Arrivé à une certaine distance, il jeta un regard en arrière ; l’ajoupa était déjà terminé et, ainsi que l’avait dit l’Olonnais, les deux boucaniers s’occupaient activement à établir leur boucan, sans plus s’occuper des Espagnols qui sans doute rôdaient aux environs, que s’ils eussent été à cinq cents lieues de toute habitation.

Puis il continua à s’avancer tout pensif dans la direction du hatto.

— Eh bien ! Excellence, lui dit au bout d’un instant le mayordomo, vous avez vu les ladrones, qu’en pensez-vous maintenant ?

— Ce sont de rudes hommes, répondit-il en hochant tristement la tête, natures brutales et indomptables, mais franches et relativement honnêtes, du moins à leur point de vue.

— Oui, oui, vous avez raison, Excellence ; aussi gagnent-ils tous les jours davantage de terrain et si on les laisse faire, bientôt toute l’île leur appartiendra, j’en ai peur.

— Oh ! nous n’en sommes pas encore là, dit-il avec un sourire.

— Pardonnez-moi, Excellence, de vous adresser cette question, comptez-vous parler à la señora de cette rencontre ?

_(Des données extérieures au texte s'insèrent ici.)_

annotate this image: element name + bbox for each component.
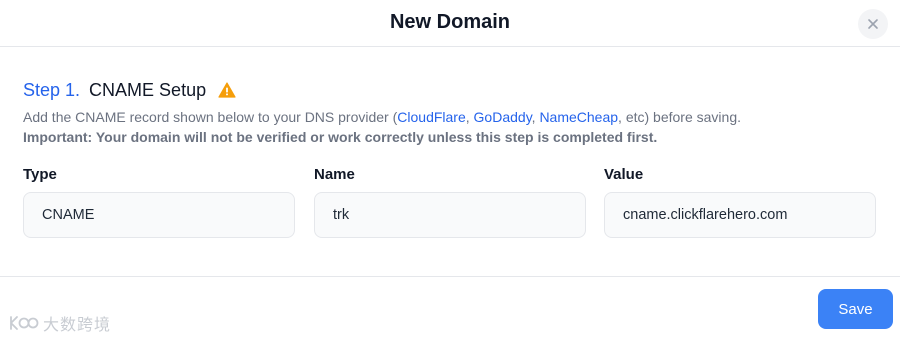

— J’aurais voulu m’en dispenser ; malheureusement, après ce que vous m’avez rapporté de ce qui s’est passé entre ma sœur et ces hommes, peut-être mon silence aurait-il des conséquences fort graves pour elle : mieux vaut, je crois, lui dire franchement ce qui en est ; plus que moi elle saura la conduite qu’elle doit tenir.

— Je crois que vous avez raison, Excellence, la señora a peut-être un grand intérêt à connaître le contenu de cette lettre.

— Enfin, à la grâce de Dieu !

Il était nuit déjà depuis une heure, lorsqu’ils atteignirent le hatto.

Ils remarquèrent avec surprise un mouvement insolite autour de la maison, plusieurs feux allumés dans la plaine jetaient de grandes lueurs dans les ténèbres ; en approchant, le comte reconnut que ces feux avaient été allumés par des soldats qui avaient établi là leur bivouac.

Un serviteur de confiance guettait l’arrivée du comte ; aussitôt qu’il l’aperçut, il lui remit plusieurs lettres apportées pour lui, et le pria de se rendre aussitôt auprès de la señora qui l’attendait avec impatience.

— Que se passe-t-il donc de nouveau ici ? demanda-t-il.

— Deux cinquantaines sont arrivées au coucher du soleil, Excellence, répondit le serviteur.

— Ah ! fit-il avec un léger froncement de sourcil ; c’est bien, prévenez ma sœur que dans un instant je me présenterai chez elle.

Le domestique s’inclina et s’éloigna, le jeune homme mit pied à terre et se rendit à l’appartement de doña Clara, assez intrigué de l’arrivée imprévue de ces troupes dans un endroit qui jouissait en apparence d’une grande tranquillité et où leur présence était inutile.